Tomorrow is the BIG day! I am getting the plate removed from my left leg. I can't wait!
I am going to keep the screw in my right knee because I don't even notice it's there, but my left leg has been flaring up like a grass fire since the games. It has been causing me lots of discomfort and annoyance since Beijing. It's probably because I am not taking any anti-inflammatory meds and I haven't been as strictly focused on a gymnastic goal. Before Beijing, pain was not an option. Competing at the Olympics was all that mattered. I knew that I was going to experience discomfort and I just accepted it because I had to. Now, I have a little more freedom and time and I want that sucker out! I want to be able to lift my heel to my arse without feeling an extreme burning sensation across the front of my leg. I want to be able to do a hardcore workout and not have my leg swell up to twice it's size around the plate area.

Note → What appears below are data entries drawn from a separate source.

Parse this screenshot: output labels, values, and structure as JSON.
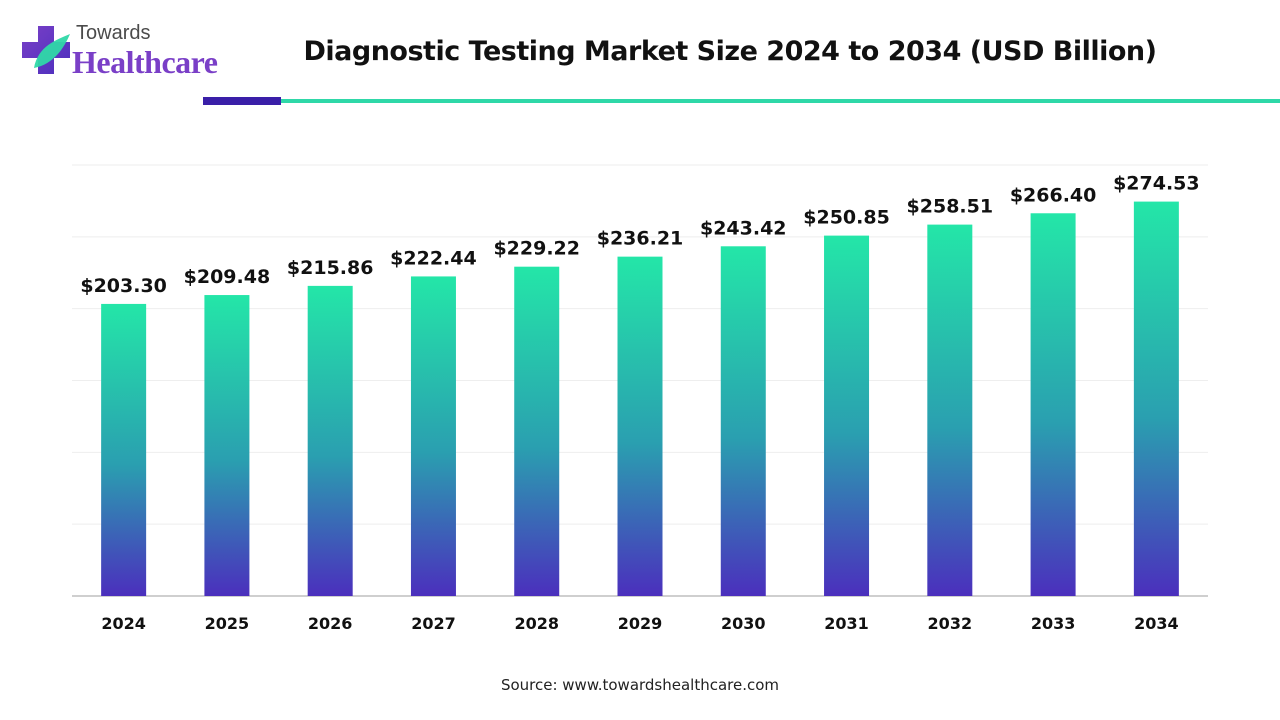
{
  "brand": {
    "top": "Towards",
    "main": "Healthcare"
  },
  "header": {
    "title": "Diagnostic Testing Market Size 2024 to 2034 (USD Billion)"
  },
  "footer": {
    "source": "Source: www.towardshealthcare.com"
  },
  "colors": {
    "bar_top": "#24e6a8",
    "bar_mid": "#2a9fb0",
    "bar_bottom": "#4b2fbd",
    "accent_dark": "#3a1fa8",
    "accent_teal": "#2fd8a8"
  },
  "chart_data": {
    "type": "bar",
    "title": "Diagnostic Testing Market Size 2024 to 2034 (USD Billion)",
    "categories": [
      "2024",
      "2025",
      "2026",
      "2027",
      "2028",
      "2029",
      "2030",
      "2031",
      "2032",
      "2033",
      "2034"
    ],
    "values": [
      203.3,
      209.48,
      215.86,
      222.44,
      229.22,
      236.21,
      243.42,
      250.85,
      258.51,
      266.4,
      274.53
    ],
    "data_labels": [
      "$203.30",
      "$209.48",
      "$215.86",
      "$222.44",
      "$229.22",
      "$236.21",
      "$243.42",
      "$250.85",
      "$258.51",
      "$266.40",
      "$274.53"
    ],
    "xlabel": "",
    "ylabel": "",
    "ylim": [
      0,
      300
    ],
    "grid": true,
    "legend": "none"
  }
}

My bones are completely healed so there should be no complications with the surgery and recovery. In fact, and I found this out in March when I was really struggling with the burning when I ran, I could have had the plate removed before the games. I chose not to because I couldn't afford any time away from the gym for recovery. Now though, I can take my time and rehab myself back to full strength with no imminent deadlines looming. I have actually set some recovery goals to help with my motivation. I want my legs to be stronger than they were before the accident. I want to have quads that are rock solid and defined. To be honest, I never achieved that in my initial recovery. My left leg is still much skinnier than the right, it's still slightly atrophied and all I can blame is the plate inhibiting my potential to put on muscle mass. I just couldn't push myself to that point of "burning muscle growth" because I had another kind of burn. It was nervy, excruciating and limiting.
So tomorrow is the day. I am excited, but quite nervous too. Surgery is a big deal. I am hopeful that I don't feel like dying again! My mom and dad are going to be my trusted assistants...Love them to death. I have to be put under and then the actual procedure itself takes less than an hour. Tonight I have to prep my leg, remove all the hair with a stinky depilatory cream and then not eat from midnight until the time of my surgery. I'm sure I won't sleep well as the memories of my last experience under the knife will most likely rush into mind and soul. It's hard to believe that this injury is finally coming full circle.
I also asked Dr.Mohtadi if I can keep the plate. Hopefully he remembers! I will post a pic of it if I do get my hands on it. I am trying to think of a good preservation idea. I might get a small shadow box to put the plate in and put it up in my office. I guess I could also put it in a zip lock baggy and keep it in my glove box! Whatever I choose to do, I think it's important to have constant reminders of our strength, courage and determination surrounding us. It's our journeys, our fight and the obstacles that we have overcome in the past that make us who we are today.